Aspettava quel giorno con un sentimento speciale.
Era stato un anno difficile: poche parole, sguardi freddi, litigi per sciocchezze.
Eppure decise — almeno per il suo compleanno — che tutto doveva essere diverso.
Aveva ordinato la sua torta preferita — quella con crema di fragole e noci. Aveva invitato amici, decorato la stanza con ghirlande e messo candele sul tavolo. Aveva persino comprato un abito nuovo — non per sé, per lui.
Voleva che sentisse che la famiglia era ancora lì, che lo aspettavano, che lo amavano.
Qualche ora prima della festa gli scrisse:
«Non fare tardi, va bene? Stanno già arrivando tutti!»
Lui rispose breve:
«Va bene. Arrivo presto.»
Ma la sera sembrava non finire mai.
Gli ospiti arrivarono, la musica suonava, qualcuno scherzò goffamente.
Lei sorrideva, versava vino, ma guardava continuamente la porta.
— Arriverà presto? — chiese l’amica.
— Certo — disse, cercando di sembrare sicura. — Si sarà trattenuto al lavoro.
Passò un’ora. Poi due.
Le risate si affievolirono, le candele si spensero, la torta rimase intatta.
Il telefono — muto.
Usciva sul balcone ogni dieci minuti, fissando l’oscurità.
Le auto passavano, ma nessuna si fermava davanti a casa loro.
Quando gli ospiti cominciarono ad andarsene, qualcuno disse timidamente:
— Non preoccuparti. Forse ti sta preparando una sorpresa?
Lei annuì. Ma dentro di sé qualcosa si era già spezzato.
A notte fonda, quando la casa rimase vuota, spense le luci, tolse le candele dalla torta e si sedette in cucina, nel silenzio.

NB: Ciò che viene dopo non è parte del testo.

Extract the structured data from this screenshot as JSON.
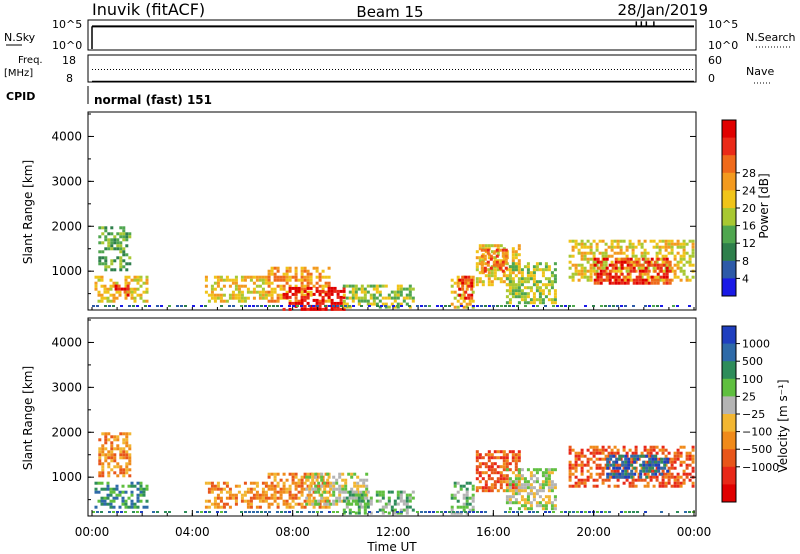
{
  "header": {
    "station": "Inuvik (fitACF)",
    "beam": "Beam 15",
    "date": "28/Jan/2019"
  },
  "panels": {
    "nsky": {
      "left_label": "N.Sky",
      "right_label": "N.Search",
      "ticks_left": [
        "10^5",
        "10^0"
      ],
      "ticks_right": [
        "10^5",
        "10^0"
      ],
      "typical_level_log10": 4.2,
      "spike_times_hours": [
        21.7,
        21.9,
        22.1,
        22.4
      ]
    },
    "freq": {
      "left_label_1": "Freq.",
      "left_label_2": "[MHz]",
      "right_label": "Nave",
      "ticks_left": [
        "18",
        "8"
      ],
      "ticks_right": [
        "60",
        "0"
      ],
      "freq_level_mhz": 10.5,
      "nave_level": 30
    },
    "cpid": {
      "label": "CPID",
      "text": "normal (fast) 151"
    }
  },
  "chart_data": [
    {
      "type": "heatmap",
      "name": "power",
      "ylabel": "Slant Range [km]",
      "xlabel": "",
      "xlim_hours": [
        0,
        24
      ],
      "ylim": [
        180,
        4500
      ],
      "yticks": [
        "1000",
        "2000",
        "3000",
        "4000"
      ],
      "colorbar_label": "Power [dB]",
      "colorbar_ticks": [
        "4",
        "8",
        "12",
        "16",
        "20",
        "24",
        "28"
      ],
      "colors": [
        "#1a1ae6",
        "#2d5aa8",
        "#2e7f4b",
        "#4fa64f",
        "#a8c832",
        "#f0c419",
        "#f39a1f",
        "#ef6a1b",
        "#ea2a18",
        "#e00000"
      ],
      "echo_regions": [
        {
          "t0": 0.25,
          "t1": 1.5,
          "r0": 1000,
          "r1": 2000,
          "level": 3
        },
        {
          "t0": 0.1,
          "t1": 2.2,
          "r0": 350,
          "r1": 900,
          "level": 5
        },
        {
          "t0": 0.9,
          "t1": 1.4,
          "r0": 450,
          "r1": 700,
          "level": 8
        },
        {
          "t0": 4.5,
          "t1": 7.0,
          "r0": 350,
          "r1": 900,
          "level": 5
        },
        {
          "t0": 7.0,
          "t1": 9.5,
          "r0": 350,
          "r1": 1100,
          "level": 6
        },
        {
          "t0": 7.6,
          "t1": 10.0,
          "r0": 180,
          "r1": 650,
          "level": 9
        },
        {
          "t0": 10.0,
          "t1": 12.8,
          "r0": 200,
          "r1": 700,
          "level": 4
        },
        {
          "t0": 14.3,
          "t1": 15.2,
          "r0": 200,
          "r1": 900,
          "level": 5
        },
        {
          "t0": 14.6,
          "t1": 15.1,
          "r0": 400,
          "r1": 900,
          "level": 8
        },
        {
          "t0": 15.3,
          "t1": 17.0,
          "r0": 700,
          "r1": 1600,
          "level": 5
        },
        {
          "t0": 15.5,
          "t1": 16.5,
          "r0": 1000,
          "r1": 1500,
          "level": 7
        },
        {
          "t0": 16.5,
          "t1": 18.5,
          "r0": 300,
          "r1": 1200,
          "level": 4
        },
        {
          "t0": 19.0,
          "t1": 24.0,
          "r0": 800,
          "r1": 1700,
          "level": 5
        },
        {
          "t0": 20.0,
          "t1": 23.0,
          "r0": 750,
          "r1": 1300,
          "level": 8
        }
      ]
    },
    {
      "type": "heatmap",
      "name": "velocity",
      "ylabel": "Slant Range [km]",
      "xlabel": "Time UT",
      "xlim_hours": [
        0,
        24
      ],
      "ylim": [
        180,
        4500
      ],
      "xticks": [
        "00:00",
        "04:00",
        "08:00",
        "12:00",
        "16:00",
        "20:00",
        "00:00"
      ],
      "yticks": [
        "1000",
        "2000",
        "3000",
        "4000"
      ],
      "colorbar_label": "Velocity [m s⁻¹]",
      "colorbar_ticks": [
        "1000",
        "500",
        "100",
        "25",
        "−25",
        "−100",
        "−500",
        "−1000"
      ],
      "colors": [
        "#1f3fbf",
        "#2e6aa8",
        "#2e8c5a",
        "#5fbf3f",
        "#b4b4b4",
        "#f2b632",
        "#f08a1a",
        "#e8561a",
        "#e82818",
        "#e00000"
      ],
      "echo_regions": [
        {
          "t0": 0.25,
          "t1": 1.5,
          "r0": 1000,
          "r1": 2000,
          "level": 6
        },
        {
          "t0": 0.1,
          "t1": 2.2,
          "r0": 350,
          "r1": 900,
          "level": 2
        },
        {
          "t0": 4.5,
          "t1": 7.0,
          "r0": 350,
          "r1": 900,
          "level": 6
        },
        {
          "t0": 7.0,
          "t1": 9.5,
          "r0": 350,
          "r1": 1100,
          "level": 6
        },
        {
          "t0": 8.5,
          "t1": 11.0,
          "r0": 400,
          "r1": 1100,
          "level": 4
        },
        {
          "t0": 10.0,
          "t1": 12.8,
          "r0": 200,
          "r1": 700,
          "level": 3
        },
        {
          "t0": 14.3,
          "t1": 15.2,
          "r0": 200,
          "r1": 900,
          "level": 3
        },
        {
          "t0": 15.3,
          "t1": 17.0,
          "r0": 700,
          "r1": 1600,
          "level": 7
        },
        {
          "t0": 16.5,
          "t1": 18.5,
          "r0": 300,
          "r1": 1200,
          "level": 4
        },
        {
          "t0": 19.0,
          "t1": 24.0,
          "r0": 800,
          "r1": 1700,
          "level": 7
        },
        {
          "t0": 20.5,
          "t1": 23.0,
          "r0": 1000,
          "r1": 1500,
          "level": 1
        }
      ]
    }
  ]
}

Il telefono taceva ancora.
Non venne.
La mattina seguente non resistette e lo chiamò.
Lui rispose quasi subito.
— Dove… dove sei stato? — la sua voce tremava. — Tutti ti aspettavano. Io ti aspettavo.
Silenzio.
— Ero vicino, — disse piano.
— Cosa vuol dire “vicino”?
— Davanti a casa. Forse venti minuti. Non sono riuscito a entrare.
Lei non capì subito.
— Perché?..
Sospirò:
— Perché quest’anno ho commesso troppi errori.

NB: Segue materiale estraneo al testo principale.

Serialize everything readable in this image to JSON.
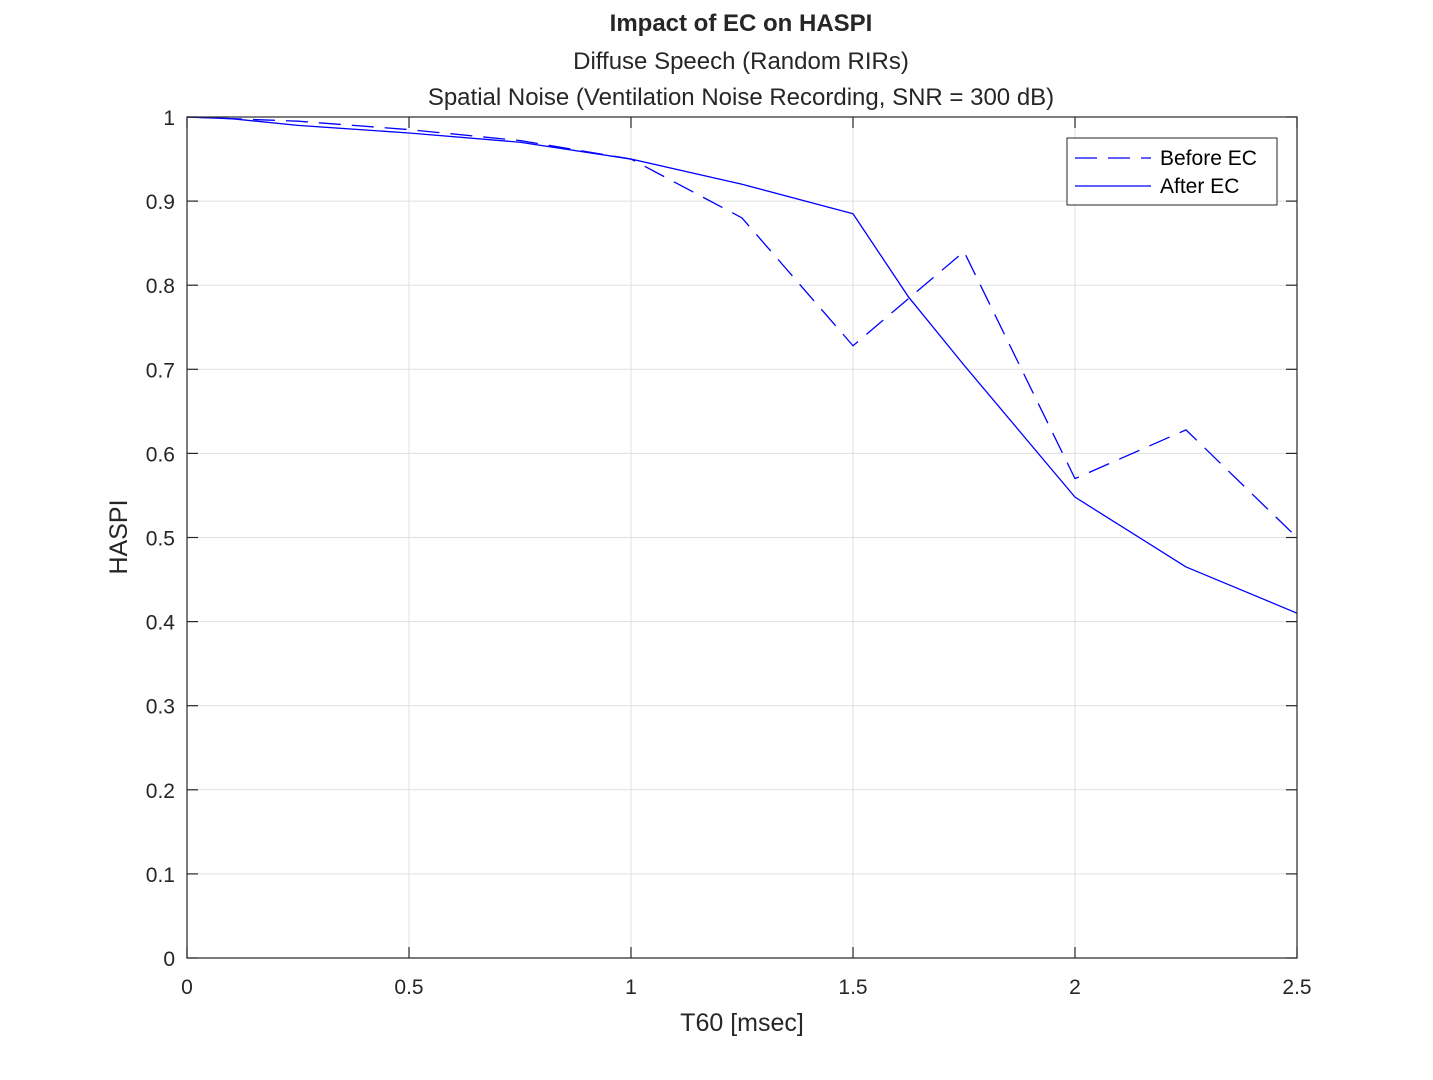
{
  "chart_data": {
    "type": "line",
    "title": "Impact of EC on HASPI",
    "subtitle": [
      "Diffuse Speech (Random RIRs)",
      "Spatial Noise (Ventilation Noise Recording, SNR = 300 dB)"
    ],
    "xlabel": "T60 [msec]",
    "ylabel": "HASPI",
    "xlim": [
      0,
      2.5
    ],
    "ylim": [
      0,
      1
    ],
    "xticks": [
      0,
      0.5,
      1,
      1.5,
      2,
      2.5
    ],
    "xtick_labels": [
      "0",
      "0.5",
      "1",
      "1.5",
      "2",
      "2.5"
    ],
    "yticks": [
      0,
      0.1,
      0.2,
      0.3,
      0.4,
      0.5,
      0.6,
      0.7,
      0.8,
      0.9,
      1
    ],
    "ytick_labels": [
      "0",
      "0.1",
      "0.2",
      "0.3",
      "0.4",
      "0.5",
      "0.6",
      "0.7",
      "0.8",
      "0.9",
      "1"
    ],
    "grid": true,
    "legend_position": "top-right",
    "series": [
      {
        "name": "Before EC",
        "style": "dashed",
        "color": "#0000ff",
        "x": [
          0,
          0.1,
          0.25,
          0.5,
          0.75,
          1.0,
          1.25,
          1.5,
          1.75,
          2.0,
          2.25,
          2.5
        ],
        "y": [
          1.0,
          0.998,
          0.995,
          0.985,
          0.972,
          0.95,
          0.88,
          0.728,
          0.84,
          0.57,
          0.628,
          0.5
        ]
      },
      {
        "name": "After EC",
        "style": "solid",
        "color": "#0000ff",
        "x": [
          0,
          0.1,
          0.25,
          0.5,
          0.75,
          1.0,
          1.25,
          1.5,
          1.625,
          1.75,
          2.0,
          2.25,
          2.5
        ],
        "y": [
          1.0,
          0.998,
          0.99,
          0.981,
          0.97,
          0.95,
          0.92,
          0.885,
          0.786,
          0.705,
          0.548,
          0.465,
          0.41
        ]
      }
    ]
  }
}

Perché non sapevo se meritavo questa festa.
Perché avevo paura di vedere nei tuoi occhi non gioia, ma compassione.
Ero lì, davanti alla porta, sentivo le risate, vedevo la luce… e semplicemente non ce l’ho fatta.
Rimase in silenzio, ascoltando il suo respiro nella cornetta.
Poi disse solo:
— Puoi ancora entrare.
Silenzio.
Poi — il rumore della porta che si apre.
Quando entrò, le candele erano spente, gli ospiti se ne erano andati, ma la stessa torta era ancora sul tavolo.
Lei la tagliò a metà e disse piano:
— Il resto — dopo. Adesso mangia.
Si sedette di fronte a lei.
E per la prima volta dopo tanto tempo, nella casa tornò la vera pace.